The first-year orientation at Hamilton College involves hundreds of students, dozens of orientation leaders and over 180 boxes of food. The week-long program takes nine months to prepare, with countless people working behind the scenes. Or, as a fourth-year Orientation Leader Julia Afsar-Keshmir said, “[the orientation coordinators] Tessa, Sarah, Amy and Andrew are Santa Claus, and [the orientation leaders] are the elves.”
Tessa Chefalo is responsible for the orientation schedule, food, transportation, supplies and online forms. Chefalo works alongside her colleagues, Sarah Skoy, Andrew Jillings and Amy Adams to facilitate a total of 61 trips.

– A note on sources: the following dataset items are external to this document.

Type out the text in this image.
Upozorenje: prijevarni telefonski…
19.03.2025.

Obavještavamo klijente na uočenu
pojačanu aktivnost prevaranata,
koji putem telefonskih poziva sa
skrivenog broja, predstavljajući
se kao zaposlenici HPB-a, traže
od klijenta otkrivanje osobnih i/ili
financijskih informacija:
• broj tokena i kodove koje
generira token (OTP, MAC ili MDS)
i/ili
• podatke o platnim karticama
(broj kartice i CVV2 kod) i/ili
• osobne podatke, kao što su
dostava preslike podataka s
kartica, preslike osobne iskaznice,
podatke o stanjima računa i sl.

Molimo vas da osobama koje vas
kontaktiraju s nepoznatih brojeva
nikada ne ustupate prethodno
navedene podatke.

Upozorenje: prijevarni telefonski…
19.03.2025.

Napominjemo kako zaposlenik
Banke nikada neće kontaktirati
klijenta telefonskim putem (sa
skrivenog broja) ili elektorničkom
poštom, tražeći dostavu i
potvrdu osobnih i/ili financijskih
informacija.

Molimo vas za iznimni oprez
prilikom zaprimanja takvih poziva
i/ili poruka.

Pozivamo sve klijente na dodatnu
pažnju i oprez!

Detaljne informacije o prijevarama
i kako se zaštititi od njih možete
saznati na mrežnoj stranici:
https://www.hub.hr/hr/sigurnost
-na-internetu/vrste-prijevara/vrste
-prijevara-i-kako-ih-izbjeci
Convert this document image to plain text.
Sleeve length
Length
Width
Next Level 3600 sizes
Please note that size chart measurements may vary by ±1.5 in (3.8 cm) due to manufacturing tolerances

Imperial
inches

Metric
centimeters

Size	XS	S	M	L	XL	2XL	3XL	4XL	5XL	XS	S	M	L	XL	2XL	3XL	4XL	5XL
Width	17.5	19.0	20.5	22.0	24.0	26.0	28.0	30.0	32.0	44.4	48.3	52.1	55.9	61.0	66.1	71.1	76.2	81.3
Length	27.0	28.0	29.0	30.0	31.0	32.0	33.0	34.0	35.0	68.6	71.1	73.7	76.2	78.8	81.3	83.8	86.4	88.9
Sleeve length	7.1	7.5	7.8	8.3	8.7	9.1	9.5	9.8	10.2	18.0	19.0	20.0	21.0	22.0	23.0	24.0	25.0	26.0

These staff members also work with over five-hundred students, separating them by zip code and creating a gender balance between groups so that all students have an equal opportunity to form new connections with a diverse set orientation peers.
Hamilton’s orientation support staff also plays an integral role in guiding new students, helping them move into their dorms and creating a positive and welcoming environment. “It was a really rewarding experience,” said staff member Elizabeth Jacoby ’26. “Orientation was a really meaningful time for me to get to know Hamilton and I remember the people on the golf carts and leaders being so excited to be there. I was really honored to be able to do that for the new generation.”
Additionally, Chefalo explained the reasoning behind orientation’s no-phone policy and no access to showers, describing her objective to “remove a distraction” and “organize down time”, arguing that phones would otherwise distract from the trip, and showers would consume hours of the day.
First-year Grace Maley said the conditions of this trip left her in her “worst state,” yet she acknowledged that students’ access to amenities will only improve, leading to a more positive mindset in the future.
First-year Josie Shuman described the experience as “ripping off the [college] bandaid.”
Dylan Bucksner-Schulz, third-year Orientation Leader, asserted that meeting each person’s needs “takes basically the entire year, including nine months of planning.”
A large component of this planning is choosing and training the orientation leaders. The interview process for new leaders has three extremely selective rounds.
After selections are made, training begins in May with four days of camping for all of the leaders. This, Afsar-Keshmir said, is designed to be a run-through of the orientation camping experience.
Finally, a few days before new students arrive, the leaders receive specialized training in Title IX, cultural humility, sustainability and more.
But how is each leader assigned to their “perfect” trip? In short, they’re not. While they rank their top five trips, orientation leaders are chosen primarily based on their compatibility with one another. The orientation staff matches new and experienced leaders in a careful process that Afsar-Keshmir and Bucksner-Schulz agree makes for a perfect success.
From orientation leaders, to those that trained them, to those that fed them, countless individuals worked for months to ensure that orientation would run smoothly.
On the first day of orientation, all of the new students recieved a speech about “being here now.” Well, now we know how we got here.